O fogo, como todos, lá se apagou. Seguiram-se as visitas aos locais, as palavras de esperança, a reconstrução, o memorial, a promessa de medidas.

Enfim, nada de novo: também em 1964 o então Presidente da República Américo Tomaz foi inaugurar a reconstruida aldeia de Vale do Rio; em 1970 é o Presidente do Conselho, Marcelo Caetano, a visitar as áreas ardidas de Arganil, Góis, Lousã e Pampilhosa, tal como em 1973 o secretário de Estado da Agricultura ou em 1992 o ministro da Administração Interna; Turismo, em 1964, novas sombras em 1973, reforço de meios em 1985, “como a fénix, fazer renascer das cinzas o que o fogo destruiu” dizia em 1987 o presidente da Câmara de Arganil e o secretário de Estado do Ambiente… palavras, leva-as o vento!; memoriais vão-se multiplicando; e, claro, profundas mudanças legislativas, que chegaram a várias dezenas de diplomas no rescaldo de 2003 e 2005, e que continuaram, por exemplo em 2013 ou 2016…

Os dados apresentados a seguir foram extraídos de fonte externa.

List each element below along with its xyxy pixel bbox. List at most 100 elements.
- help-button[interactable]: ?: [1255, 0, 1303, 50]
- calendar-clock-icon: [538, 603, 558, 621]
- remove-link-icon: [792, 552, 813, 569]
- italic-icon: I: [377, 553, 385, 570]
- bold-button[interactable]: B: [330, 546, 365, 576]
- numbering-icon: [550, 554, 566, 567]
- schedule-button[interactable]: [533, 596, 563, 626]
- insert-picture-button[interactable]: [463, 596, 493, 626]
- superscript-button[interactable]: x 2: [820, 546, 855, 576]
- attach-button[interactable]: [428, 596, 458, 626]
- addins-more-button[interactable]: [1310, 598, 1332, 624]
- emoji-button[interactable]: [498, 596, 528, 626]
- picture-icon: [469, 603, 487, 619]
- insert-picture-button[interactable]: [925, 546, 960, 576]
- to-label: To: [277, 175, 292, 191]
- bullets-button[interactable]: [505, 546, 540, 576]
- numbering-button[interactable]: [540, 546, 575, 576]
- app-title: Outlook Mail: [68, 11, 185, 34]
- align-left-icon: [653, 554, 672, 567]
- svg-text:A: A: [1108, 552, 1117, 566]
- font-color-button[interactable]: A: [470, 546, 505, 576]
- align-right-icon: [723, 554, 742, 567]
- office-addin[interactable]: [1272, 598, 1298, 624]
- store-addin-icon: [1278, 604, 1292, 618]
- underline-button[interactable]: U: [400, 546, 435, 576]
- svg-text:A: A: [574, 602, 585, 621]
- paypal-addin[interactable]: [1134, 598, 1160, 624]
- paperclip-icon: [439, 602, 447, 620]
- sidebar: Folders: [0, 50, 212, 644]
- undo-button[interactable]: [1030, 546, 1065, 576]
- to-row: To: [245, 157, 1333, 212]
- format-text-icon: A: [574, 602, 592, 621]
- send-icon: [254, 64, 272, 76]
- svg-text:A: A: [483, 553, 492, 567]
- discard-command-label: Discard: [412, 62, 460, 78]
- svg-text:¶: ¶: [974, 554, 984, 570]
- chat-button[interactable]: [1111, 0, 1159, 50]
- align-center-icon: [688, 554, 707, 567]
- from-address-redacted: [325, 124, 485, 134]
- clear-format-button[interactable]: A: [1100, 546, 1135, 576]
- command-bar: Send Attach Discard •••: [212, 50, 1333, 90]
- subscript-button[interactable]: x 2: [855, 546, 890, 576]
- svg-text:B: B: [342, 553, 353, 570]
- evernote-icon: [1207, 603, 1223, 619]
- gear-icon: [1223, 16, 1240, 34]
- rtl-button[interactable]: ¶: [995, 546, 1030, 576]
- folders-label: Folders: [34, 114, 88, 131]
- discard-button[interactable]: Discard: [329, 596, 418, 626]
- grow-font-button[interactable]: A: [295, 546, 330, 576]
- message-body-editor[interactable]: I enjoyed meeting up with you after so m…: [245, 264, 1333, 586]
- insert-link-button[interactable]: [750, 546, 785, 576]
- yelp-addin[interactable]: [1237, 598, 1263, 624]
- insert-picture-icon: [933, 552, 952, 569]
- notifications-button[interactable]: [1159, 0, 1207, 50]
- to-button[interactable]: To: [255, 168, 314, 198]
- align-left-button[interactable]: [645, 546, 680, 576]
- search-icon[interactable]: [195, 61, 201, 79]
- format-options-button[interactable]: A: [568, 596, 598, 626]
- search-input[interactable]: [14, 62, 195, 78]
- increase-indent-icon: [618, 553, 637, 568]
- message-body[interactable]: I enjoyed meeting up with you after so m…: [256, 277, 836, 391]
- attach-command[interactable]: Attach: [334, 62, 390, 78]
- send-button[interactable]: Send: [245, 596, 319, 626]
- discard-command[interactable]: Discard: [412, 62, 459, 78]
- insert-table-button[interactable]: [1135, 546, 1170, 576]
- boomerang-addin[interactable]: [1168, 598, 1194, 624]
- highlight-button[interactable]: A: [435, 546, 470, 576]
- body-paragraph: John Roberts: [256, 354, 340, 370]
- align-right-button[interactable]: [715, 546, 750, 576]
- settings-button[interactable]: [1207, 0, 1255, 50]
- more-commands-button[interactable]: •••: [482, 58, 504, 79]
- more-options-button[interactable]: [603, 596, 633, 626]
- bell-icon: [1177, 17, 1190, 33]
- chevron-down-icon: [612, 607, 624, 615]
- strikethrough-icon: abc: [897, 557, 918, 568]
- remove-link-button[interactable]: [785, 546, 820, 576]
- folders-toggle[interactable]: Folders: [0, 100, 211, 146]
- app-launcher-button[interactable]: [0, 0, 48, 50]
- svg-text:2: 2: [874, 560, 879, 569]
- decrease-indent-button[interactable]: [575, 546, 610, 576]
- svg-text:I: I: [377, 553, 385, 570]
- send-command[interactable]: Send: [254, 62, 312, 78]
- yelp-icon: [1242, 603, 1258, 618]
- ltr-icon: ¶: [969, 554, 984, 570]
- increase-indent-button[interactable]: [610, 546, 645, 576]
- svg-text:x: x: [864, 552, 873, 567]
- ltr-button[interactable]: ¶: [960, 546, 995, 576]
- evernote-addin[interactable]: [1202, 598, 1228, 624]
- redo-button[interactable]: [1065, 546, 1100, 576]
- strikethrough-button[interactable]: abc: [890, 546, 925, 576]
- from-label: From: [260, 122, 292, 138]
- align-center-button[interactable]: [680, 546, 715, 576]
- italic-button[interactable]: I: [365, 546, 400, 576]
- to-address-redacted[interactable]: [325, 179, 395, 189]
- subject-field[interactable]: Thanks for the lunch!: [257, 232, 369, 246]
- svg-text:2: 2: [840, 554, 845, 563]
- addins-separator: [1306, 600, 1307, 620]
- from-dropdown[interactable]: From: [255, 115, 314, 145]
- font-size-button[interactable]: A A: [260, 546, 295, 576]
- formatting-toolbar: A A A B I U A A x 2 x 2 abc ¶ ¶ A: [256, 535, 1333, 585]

“A coisa pior que pode acontecer é que a floresta volte a crescer como estava. Todos hoje sabemos bem que deixar a floresta crescer livremente é criar condições para que ela seja combustível e que não seja aquilo que deve ser — uma fonte de riqueza e de valorização económica” foram as palavras de António Costa, a 28/06/2017 numa reunião com autarcas do Pinhal Interior.

Sr. Primeiro Ministro, o tempo passa, e enquanto nem as bermas de estrada estão limpas, enquanto de um lado vão culpando eucaliptos e do outro terroristas, enquanto anunciam os maiores dispositivos de sempre, ou se vangloriam com resultados de medidas em condições benignas, a vegetação vai crescendo e acumulando combustível, numa salganhada impenetrável de eucaliptos, giestas, pinheiros, tojos, acácias, urzes, carvalhos, misturados, desordenados, abandonados…

O pior que podia acontecer… está mesmo a acontecer.

Passaram três anos. Não, ao contrário do que diz o mapa do ICNF, estas ainda não são zonas perigosas… Mas, o ‘countdown’ está ligado!

Ouvido por este jornal nessa altura, prognosticava o arq. Henrique Pereira Dos Santos: “Vão todos dizer que as medidas estão a ser um grande êxito até ao fogo homérico de 2030”. Não são precisos grandes dotes de adivinhação, basta não ter memória curta. Caramba, são décadas e décadas deste triste fado.

E os leitores, já se esqueceram? Quantas vezes mais aceitarão que lhes digam que era imprevisível?